H. Reed Webb, under appointment by the Court of Appeal, for Defendant and Appellant.
Bill Lockyer, Attorney General, Robert R. Anderson, Chief Assistant Attorney General, Gary W. Schons, Senior Assistant Attorney General, and Lilia E. Garcia, Supervising Deputy Attorney General, for Plaintiff and Respondent.
Following a jury trial, defendant was found guilty of assault with a deadly weapon, to wit, a metal belt buckle, and by means of force likely to produce great bodily injury. (Pen. Code, § 245, subd. (a)(1).)[1] The jury also found true that defendant personally inflicted great bodily injury in the commission of the offense within the meaning of sections 12022.7, subdivision (a) and 1192.7, subdivision (c)(8). The trial court thereafter found true that defendant had sustained three prior separate prison terms. (§ 667.5, subd. (b).) As a result, defendant was sentenced to a total term of nine years in state prison. On appeal, defendant contends (1) the trial court erred in refusing to instruct the jury with CALJIC No. 2.21.2 on the effect of a witness being willfully false, and (2) the trial court erred in failing to award one additional day of actual custody credit. We agree with the parties that defendant is entitled to an additional day of custody credit. We reject defendant’s remaining contention.
I
FACTUAL AND PROCEDURAL BACKGROUND
In April 2005, Norman Douglas Harris was the coach of a Murrieta Little League baseball team. About 5:45 p.m. on April 2, 2005, Harris was dropping off 14-year-old Michael Galloway at his home after practice. Michael was sitting in the back seat, and Harris’s 14-year-old son Matthew was sitting in the front passenger seat. Because Michael’s parents were not yet home, Harris parked his Suburban in front of the Galloway residence and waited with Michael and Matthew for them to come home. Harris parked the car facing against the direction of traffic so the driver’s side was next to the curb.

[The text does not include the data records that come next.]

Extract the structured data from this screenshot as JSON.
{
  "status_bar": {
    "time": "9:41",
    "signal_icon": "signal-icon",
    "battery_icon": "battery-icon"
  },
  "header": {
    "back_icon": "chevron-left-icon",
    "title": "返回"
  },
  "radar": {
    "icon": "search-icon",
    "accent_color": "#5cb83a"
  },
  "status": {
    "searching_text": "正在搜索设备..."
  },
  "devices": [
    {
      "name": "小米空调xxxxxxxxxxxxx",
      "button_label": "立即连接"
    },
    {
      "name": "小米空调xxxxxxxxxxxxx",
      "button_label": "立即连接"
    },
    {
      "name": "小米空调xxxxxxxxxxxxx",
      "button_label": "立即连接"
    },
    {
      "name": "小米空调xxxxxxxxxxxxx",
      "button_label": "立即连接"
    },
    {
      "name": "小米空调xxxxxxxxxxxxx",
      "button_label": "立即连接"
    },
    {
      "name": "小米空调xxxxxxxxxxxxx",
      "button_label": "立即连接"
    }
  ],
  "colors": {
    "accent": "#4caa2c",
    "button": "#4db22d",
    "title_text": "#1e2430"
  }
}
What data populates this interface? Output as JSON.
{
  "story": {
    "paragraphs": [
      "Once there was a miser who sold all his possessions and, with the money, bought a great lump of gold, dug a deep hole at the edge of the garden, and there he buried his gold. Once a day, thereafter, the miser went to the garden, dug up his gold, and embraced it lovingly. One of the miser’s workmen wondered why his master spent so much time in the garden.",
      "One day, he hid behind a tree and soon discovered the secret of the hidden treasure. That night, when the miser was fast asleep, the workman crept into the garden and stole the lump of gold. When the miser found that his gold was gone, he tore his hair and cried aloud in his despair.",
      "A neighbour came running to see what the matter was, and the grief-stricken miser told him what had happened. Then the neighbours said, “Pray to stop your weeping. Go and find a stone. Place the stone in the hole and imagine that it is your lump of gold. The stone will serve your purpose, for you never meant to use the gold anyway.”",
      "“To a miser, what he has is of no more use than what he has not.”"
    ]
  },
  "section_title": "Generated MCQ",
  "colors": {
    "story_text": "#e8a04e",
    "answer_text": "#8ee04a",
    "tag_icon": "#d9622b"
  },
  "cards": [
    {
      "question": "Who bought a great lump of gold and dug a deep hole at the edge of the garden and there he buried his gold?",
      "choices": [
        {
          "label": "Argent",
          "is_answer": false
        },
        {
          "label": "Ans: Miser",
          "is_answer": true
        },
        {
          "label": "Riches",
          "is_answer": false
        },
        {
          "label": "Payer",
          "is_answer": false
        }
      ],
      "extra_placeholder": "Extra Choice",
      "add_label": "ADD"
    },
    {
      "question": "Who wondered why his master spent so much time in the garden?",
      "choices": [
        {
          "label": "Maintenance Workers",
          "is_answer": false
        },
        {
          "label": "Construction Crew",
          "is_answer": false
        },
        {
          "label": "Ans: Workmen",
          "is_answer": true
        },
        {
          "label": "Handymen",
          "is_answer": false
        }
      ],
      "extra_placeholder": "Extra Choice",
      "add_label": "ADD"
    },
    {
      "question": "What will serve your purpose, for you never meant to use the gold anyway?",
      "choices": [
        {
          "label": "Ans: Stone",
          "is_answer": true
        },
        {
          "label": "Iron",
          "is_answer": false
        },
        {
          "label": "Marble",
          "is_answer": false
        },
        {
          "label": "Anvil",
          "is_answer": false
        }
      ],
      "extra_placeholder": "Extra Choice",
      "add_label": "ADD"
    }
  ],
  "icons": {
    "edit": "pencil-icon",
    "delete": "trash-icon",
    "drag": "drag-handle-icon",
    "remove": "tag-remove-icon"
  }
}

After waiting about five minutes, Harris saw defendant coming toward them from across the street. Defendant walked to the passenger side window and asked in a confrontational tone through the open window, “What are you doing parking in front of my pad?” Harris, who had never seen defendant before, pointed out the window at the Galloway house and asked, “Is this your pad?” When defendant said no, Harris told him, “Then I’m not in front of your pad.” Raising his voice, defendant again questioned Harris, “What are you doing cruising my neighborhood and parked in front of my pad?” Harris responded, “This is Michael’s home. Do you live here?” When defendant said no, Harris repeated, “Then I am not in front of your pad.”
After another round of these questions, defendant asked Harris, “Why are you messing with me?” Harris said he was not, and defendant replied, “Yeah. You’re fuckin’ with me.” Harris again asked defendant if the Galloway house was his. When defendant again said no, Harris told him, “Then I’m not fuckin’ with you.” At this point, defendant walked to the driver’s side of the car while wrapping a belt around his right hand. Through the open driver’s window, defendant asked Harris, “Do you know who I am?” Harris responded, “I don’t care who you are.” Defendant replied by making a head-butting motion toward Harris through the open window, and Harris flinched. During this exchange, defendant was winding the belt tighter around his hand.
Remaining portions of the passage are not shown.